The former chair of the Housing Agency, Conor Skehan, appeared on RTÉ One’s Claire Byrne Live last night to discuss the ongoing housing crisis. A number of assertions he makes during the interview as well as his attack on services provided for people experiencing homelessness need to be challenged, says Kevin Hargaden.
Attack on services for people experiencing homelessness
In the interview Skehan lamented that advocacy groups – which he suggested would be better understood as “lobbying” groups – have continuously “goaded” political discourse into “recognising any human need that’s unmet as a crisis.” Soon after he described homelessness as “an incredible human tragedy.” How “an incredible human tragedy” is not also a “crisis” is a puzzle. These ideas are incoherent. They cannot be reconciled. They make no sense.
Skehan directed the attention of viewers to the charities charged with relieving the most immediate suffering of those experiencing homelessness. Taking on the tones of a 19th Century moralist, Skehan declared, “Go and have a look, all of you” at the headquarters of homelessness charity Focus and “then be outraged.” Without acknowledging that the increase in public spending on homelessness was due to an increase in the number of people being made homeless – a failure of government policy to provide affordable housing – he heavily criticised the annual spend of €152 million on front-line relief work done by charities: “€152 million of your money that’s being spent on their pension schemes, and their premises.” Such populist tones coming from someone who presents themselves as an advocate for technocracy, is baffling.
Normalising homelessness and misleading the audience
In the interview Skehan said that he has “been trying for years” to get the government “to recognise and normalise the [homelessness] situation.” He complained that all he got for depicting an incredible human tragedy as normal was “dogs’ abuse.” There is nothing normal about 10,000 people experiencing homelessness.
Skehan claimed that Ireland had similar or lower levels of homelessness than European peers. He cited a figure of 35,000 homeless people in Denmark, a nation of about 5 million people. If this statistic were accurate that would re-frame our discourse around the housing and homelessness crisis. However, this figure is both factually incorrect, and as presented, fundamentally mis-leading.
Danish politics is dealing with what they see as an increasing housing and homelessness crisis. In October 2017, the government initiated a 15-point strategy for alleviating homelessness backed with a budget of 250 million Kroner. There is widespread conversation over the issue because homelessness has risen by 8% between the years 2015 and 2017. To put this into context, from 2014 to 2017, when Conor Skehan was at the head of the Housing Agency, homelessness in Ireland rose by 145%.
Skehan claimed 35,000 people in Denmark were homeless. In 2017, the most recent year with full statistics, the highest rate of homelessness recorded was 6,635. Statistics can be tricky. As Homer Simpson once famously argued, “Oh people can come up with statistics to prove anything; forty percent of people know that.” But there is no space for a calculation error or semantic distinction between 6,635 and 35,000.
Added to this error is the fact that homelessness in Denmark is understood in the much broader sense.

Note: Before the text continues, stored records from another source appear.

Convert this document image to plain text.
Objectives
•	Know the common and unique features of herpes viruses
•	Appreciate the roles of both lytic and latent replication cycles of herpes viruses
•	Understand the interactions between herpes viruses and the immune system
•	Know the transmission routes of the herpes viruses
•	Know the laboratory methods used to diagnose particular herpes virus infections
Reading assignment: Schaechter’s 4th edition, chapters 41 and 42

Unlike Ireland where we have a narrow definition and only count those in emergency accommodation, in Denmark, as is common across Europe, they include those who are staying with family, friends, or acquaintances. If Irish figures included those who are couch-surfing, or people in their 20s, 30s, and older who would like to be living on their own but who are restricted to still living with their parents due to not being able to afford rent, our homelessness numbers would skyrocket.
Skehan not only got the figure wrong by a ginormous factor, he failed to inform his audience that “homelessness” is defined very differently in Denmark and if we had the same understanding of the term here, our numbers would be well past 10,000 and actually much closer to 100,000.
There will surely be much online-outrage about Skehan’s presentation, which at times can seem callous and careless. The much more significant problem is that his own advocacy – he is a keen proponent of a market-based rental system – is encased in claims which are factually false and fundamentally misleading. If he is right that our conversation needs more “independent” and “authoritative” voices, his contribution offers no solution.